Fear of the unknown – the EU debate

This week Ed and I were talking about the EU referendum and the Brexit campaign and the fear that we hear around us about the fear of change and the unknown.

Are you a ‘innie’ or an ‘outie’? Most of the people around me are talking about our relationship with Europe from the fear of immigration.

It would seem that xenophobia is alive and well as we decide about whether or not we leave the EU. Dislike of, or prejudice against, people from other countries is what I hear from those around me is, in my opinion, the most destructive emotion that humanity can have. Many of us seem to be currently obsessed with keeping our borders shut to outsiders as though we own this country, yet we are all outsider.

The original peoples of Britain as far as I can understand it were the Celts, Gaels and the Picts. The Gaels and Picts were collectively known as the Gaels, or Gauls. These people inhabited Gaeland, which later became Scotts and Scotland. These other Gaelic people that lived across the British Isles were collectively known as Celts.

If we assume that these Gaelic speaking people were the original inhabitants of the British Isles what happened to them? Why are they now only in Ireland, Scotland, Wales, Cornwall and Brittany?

Well, from just before the first century, successive arrivals or invasions from other countries gradually pushed these Celtic people from their homeland of England into Cornwall, Wales, Ireland and Scotland. The Romans invaded Britain in 55bc and remained here until 410 AD. Following their departure Germanic invasions in the form of Jutes, Angles and Saxons began and the nation of Angle-land or Eng-land began with a developing identity and language.

Around 790 the Vikings started invading and controlled vast areas of the country known as the Dane Geld. The Normans appeared in 1066 with Willian the Conquerer who defeated Harold the Anglo-Saxon King, at the battle of Hasting. Following the Norman invasion of 1066 another Danish invasion in 1069.

These great influxes of new people to these Islands were violent and involved war and occupation. However these were followed by further influxes of people from all over the world that were encouraged and enjoyed.

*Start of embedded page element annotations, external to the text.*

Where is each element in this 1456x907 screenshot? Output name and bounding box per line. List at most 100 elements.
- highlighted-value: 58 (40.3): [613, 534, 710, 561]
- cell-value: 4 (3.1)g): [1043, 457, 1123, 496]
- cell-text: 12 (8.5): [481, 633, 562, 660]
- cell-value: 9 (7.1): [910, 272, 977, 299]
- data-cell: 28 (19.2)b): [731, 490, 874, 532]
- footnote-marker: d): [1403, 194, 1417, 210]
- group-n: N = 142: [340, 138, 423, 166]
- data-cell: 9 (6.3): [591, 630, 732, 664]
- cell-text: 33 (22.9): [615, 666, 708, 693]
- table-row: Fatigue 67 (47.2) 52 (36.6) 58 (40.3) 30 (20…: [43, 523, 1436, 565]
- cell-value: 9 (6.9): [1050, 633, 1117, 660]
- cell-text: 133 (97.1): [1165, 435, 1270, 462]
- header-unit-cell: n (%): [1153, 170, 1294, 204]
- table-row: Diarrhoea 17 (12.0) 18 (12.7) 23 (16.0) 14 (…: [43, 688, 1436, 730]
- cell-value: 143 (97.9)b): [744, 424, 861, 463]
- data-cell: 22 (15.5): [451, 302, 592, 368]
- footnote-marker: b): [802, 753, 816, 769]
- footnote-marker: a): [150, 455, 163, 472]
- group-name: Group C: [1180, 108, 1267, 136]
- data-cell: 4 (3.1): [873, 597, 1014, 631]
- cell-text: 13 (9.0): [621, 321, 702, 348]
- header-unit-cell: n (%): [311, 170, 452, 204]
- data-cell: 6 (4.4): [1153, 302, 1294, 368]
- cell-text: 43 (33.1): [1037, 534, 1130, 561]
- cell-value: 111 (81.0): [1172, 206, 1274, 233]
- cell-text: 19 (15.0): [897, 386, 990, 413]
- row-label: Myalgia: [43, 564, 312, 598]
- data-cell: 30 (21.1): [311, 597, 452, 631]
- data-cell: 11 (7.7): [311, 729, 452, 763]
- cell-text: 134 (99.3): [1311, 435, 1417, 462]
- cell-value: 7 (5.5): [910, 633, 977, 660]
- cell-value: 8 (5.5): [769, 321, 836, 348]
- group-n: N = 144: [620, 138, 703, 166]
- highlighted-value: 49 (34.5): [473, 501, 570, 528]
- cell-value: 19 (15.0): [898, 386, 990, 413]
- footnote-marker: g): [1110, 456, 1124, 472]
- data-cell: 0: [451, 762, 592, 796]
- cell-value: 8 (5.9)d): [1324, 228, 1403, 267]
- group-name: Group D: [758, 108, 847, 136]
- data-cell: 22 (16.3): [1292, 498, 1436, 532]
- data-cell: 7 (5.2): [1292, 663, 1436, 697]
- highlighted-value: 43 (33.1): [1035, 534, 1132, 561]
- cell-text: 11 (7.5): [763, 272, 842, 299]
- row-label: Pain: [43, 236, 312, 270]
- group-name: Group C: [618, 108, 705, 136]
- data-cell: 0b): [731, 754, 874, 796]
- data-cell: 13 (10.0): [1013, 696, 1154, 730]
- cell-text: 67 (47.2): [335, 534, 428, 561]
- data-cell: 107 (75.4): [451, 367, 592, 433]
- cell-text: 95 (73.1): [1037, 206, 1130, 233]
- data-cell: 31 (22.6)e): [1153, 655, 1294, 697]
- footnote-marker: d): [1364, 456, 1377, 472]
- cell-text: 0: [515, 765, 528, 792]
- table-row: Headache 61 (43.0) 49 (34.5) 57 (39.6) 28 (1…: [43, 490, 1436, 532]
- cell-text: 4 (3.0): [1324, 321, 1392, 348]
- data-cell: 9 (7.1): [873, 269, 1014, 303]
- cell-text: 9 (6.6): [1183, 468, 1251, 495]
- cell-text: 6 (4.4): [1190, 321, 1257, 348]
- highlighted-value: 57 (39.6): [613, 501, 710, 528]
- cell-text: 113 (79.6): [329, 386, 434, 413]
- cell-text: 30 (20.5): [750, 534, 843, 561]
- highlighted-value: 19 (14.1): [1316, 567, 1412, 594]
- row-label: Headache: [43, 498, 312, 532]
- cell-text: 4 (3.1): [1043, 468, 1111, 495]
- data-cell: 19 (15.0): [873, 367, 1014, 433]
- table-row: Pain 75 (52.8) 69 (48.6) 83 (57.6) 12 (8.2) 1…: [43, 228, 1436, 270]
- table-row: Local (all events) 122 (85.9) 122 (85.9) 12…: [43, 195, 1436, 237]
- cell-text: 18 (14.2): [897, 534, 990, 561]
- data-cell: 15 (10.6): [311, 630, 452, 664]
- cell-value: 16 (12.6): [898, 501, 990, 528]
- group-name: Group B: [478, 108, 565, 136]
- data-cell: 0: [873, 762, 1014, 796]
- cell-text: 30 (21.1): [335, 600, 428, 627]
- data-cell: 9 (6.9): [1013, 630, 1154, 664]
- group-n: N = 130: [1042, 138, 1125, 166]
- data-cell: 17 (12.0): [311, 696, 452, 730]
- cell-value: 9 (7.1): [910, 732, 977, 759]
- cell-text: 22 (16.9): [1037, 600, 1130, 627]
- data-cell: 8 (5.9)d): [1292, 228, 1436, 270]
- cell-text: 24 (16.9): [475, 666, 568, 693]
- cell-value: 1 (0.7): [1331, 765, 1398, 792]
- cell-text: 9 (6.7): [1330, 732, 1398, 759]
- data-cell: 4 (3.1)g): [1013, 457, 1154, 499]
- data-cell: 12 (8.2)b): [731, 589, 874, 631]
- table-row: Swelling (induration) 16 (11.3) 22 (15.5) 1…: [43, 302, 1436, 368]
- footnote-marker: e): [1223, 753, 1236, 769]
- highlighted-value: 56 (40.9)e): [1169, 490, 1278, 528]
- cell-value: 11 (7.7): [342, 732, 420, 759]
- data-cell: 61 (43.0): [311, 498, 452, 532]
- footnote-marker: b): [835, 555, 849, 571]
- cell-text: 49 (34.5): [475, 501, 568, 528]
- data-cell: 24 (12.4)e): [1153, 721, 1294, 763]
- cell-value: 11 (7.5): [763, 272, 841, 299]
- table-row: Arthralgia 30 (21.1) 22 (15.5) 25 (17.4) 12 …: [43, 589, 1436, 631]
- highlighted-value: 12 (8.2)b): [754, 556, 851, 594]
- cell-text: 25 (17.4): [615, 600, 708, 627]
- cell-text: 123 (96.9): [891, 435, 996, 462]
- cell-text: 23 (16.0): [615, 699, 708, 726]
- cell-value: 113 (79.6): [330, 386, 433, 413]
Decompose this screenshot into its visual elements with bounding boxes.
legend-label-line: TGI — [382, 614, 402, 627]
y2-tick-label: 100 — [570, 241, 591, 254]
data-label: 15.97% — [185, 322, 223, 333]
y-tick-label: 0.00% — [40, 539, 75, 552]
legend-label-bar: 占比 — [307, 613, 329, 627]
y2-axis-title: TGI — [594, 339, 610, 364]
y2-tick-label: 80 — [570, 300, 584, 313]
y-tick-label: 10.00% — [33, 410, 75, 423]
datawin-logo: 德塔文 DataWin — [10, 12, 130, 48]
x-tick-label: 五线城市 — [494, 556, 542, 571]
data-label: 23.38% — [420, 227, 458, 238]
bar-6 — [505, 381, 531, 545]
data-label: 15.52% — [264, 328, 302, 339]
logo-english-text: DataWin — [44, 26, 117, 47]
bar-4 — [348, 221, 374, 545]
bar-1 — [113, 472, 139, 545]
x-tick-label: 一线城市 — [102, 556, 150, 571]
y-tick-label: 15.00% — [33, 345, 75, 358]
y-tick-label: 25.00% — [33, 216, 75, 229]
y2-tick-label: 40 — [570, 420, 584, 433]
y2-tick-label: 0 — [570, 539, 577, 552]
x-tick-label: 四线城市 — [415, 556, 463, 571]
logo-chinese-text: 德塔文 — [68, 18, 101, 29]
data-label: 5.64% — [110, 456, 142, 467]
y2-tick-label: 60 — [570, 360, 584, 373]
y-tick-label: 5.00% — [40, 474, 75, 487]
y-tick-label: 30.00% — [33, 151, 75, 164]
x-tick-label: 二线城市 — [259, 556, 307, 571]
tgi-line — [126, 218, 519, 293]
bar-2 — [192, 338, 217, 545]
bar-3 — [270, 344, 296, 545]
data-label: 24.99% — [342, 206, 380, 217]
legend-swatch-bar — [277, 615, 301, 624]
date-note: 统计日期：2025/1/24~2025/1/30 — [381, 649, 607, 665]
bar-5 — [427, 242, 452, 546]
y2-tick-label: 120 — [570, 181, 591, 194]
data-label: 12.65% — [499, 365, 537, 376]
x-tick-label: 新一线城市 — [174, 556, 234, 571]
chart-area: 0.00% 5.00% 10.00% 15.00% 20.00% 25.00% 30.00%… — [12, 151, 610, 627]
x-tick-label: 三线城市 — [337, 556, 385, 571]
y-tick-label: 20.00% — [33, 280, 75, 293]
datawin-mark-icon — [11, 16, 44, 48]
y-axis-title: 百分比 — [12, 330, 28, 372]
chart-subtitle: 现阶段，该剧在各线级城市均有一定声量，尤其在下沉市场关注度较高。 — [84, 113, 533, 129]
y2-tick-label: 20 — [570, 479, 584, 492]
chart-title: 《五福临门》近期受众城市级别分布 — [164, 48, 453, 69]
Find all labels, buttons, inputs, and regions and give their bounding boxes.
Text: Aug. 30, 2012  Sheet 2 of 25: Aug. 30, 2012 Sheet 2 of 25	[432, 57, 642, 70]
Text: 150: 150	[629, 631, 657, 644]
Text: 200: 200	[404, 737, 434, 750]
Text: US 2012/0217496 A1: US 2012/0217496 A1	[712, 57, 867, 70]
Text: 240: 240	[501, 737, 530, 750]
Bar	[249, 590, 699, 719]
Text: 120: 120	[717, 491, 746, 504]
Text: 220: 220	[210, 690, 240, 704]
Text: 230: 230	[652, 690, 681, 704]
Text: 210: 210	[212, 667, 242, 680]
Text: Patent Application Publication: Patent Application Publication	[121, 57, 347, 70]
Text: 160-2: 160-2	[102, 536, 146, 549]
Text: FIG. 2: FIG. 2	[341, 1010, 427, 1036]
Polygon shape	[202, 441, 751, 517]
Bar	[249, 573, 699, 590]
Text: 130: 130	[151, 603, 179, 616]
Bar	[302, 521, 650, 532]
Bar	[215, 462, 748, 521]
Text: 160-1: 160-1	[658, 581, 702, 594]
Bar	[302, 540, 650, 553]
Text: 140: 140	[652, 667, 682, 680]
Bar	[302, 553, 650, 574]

In the eighteenth and nineteenth centuries there were waves of Jewish immigration from the Pogroms in Russia and Eastern Europe. In 1951 there was the first phase of encouraged immigration from the West Indies. Followed by waves of Asian immigration as people were expelled from Kenya and Uganda in 1972.

It becomes clear that Britain, like most countries in Europe, is a melting pot, of nationalities and that no one here can truly call them-selves a native Britain. My own ancestral line includes Chinese, Negro, Irish/Celt, Jewish and Viking, yet I see myself as British.

I get it that the resources of any country are limited and that the rate of immigration needs to be regulated but I don’t see that as a reason to leave Europe.

It seems to me that the human family in all its shapes, colours and sizes with all its religions, philosophies and theories, it’s arguments and disagreements is, in the end, the same family. We are all brothers and sisters and strangers are only family that we have yet to meet. The wellbeing of humanity is served best by people coming together not separating.

Staying in Europe may be difficult and maybe a challenge, it may require communication, negotiation and frustration but that is the human story. If Europe returns to the self interested countries that existed before the First World War we are simply recreating the very conditions that led to war in the first place and look where that got us, first the depression followed by the Second World War.

My nightmare scenario would be that we succeed from Europe, Scotland succeeds from the UK followed by Wales and maybe even Cornwall that has been given special status by the EU. That would leave England alone, a small island off the coast of Europe.

We assume that we have a special relationship with the USA. Well, all relationship are conditional and if we are outside of Europe I suspect that the relationship would be a little less special that it is now. If you follow that with the possibility that Trump in the White House perhaps there is no relationship at all.

Whether we remain in or out of Europe the need for human beings to look after each other and to work towards a common unity will be the only thing that will save humanity from destruction and extinction. War and the illusion that self-interest is a good idea has to be the most outmoded thought process on the planet. Yet, many of us hang on to it learning nothing at all from history.

Whether or not you vote in or out share your love with those around you. We might just be able to create heaven on Earth.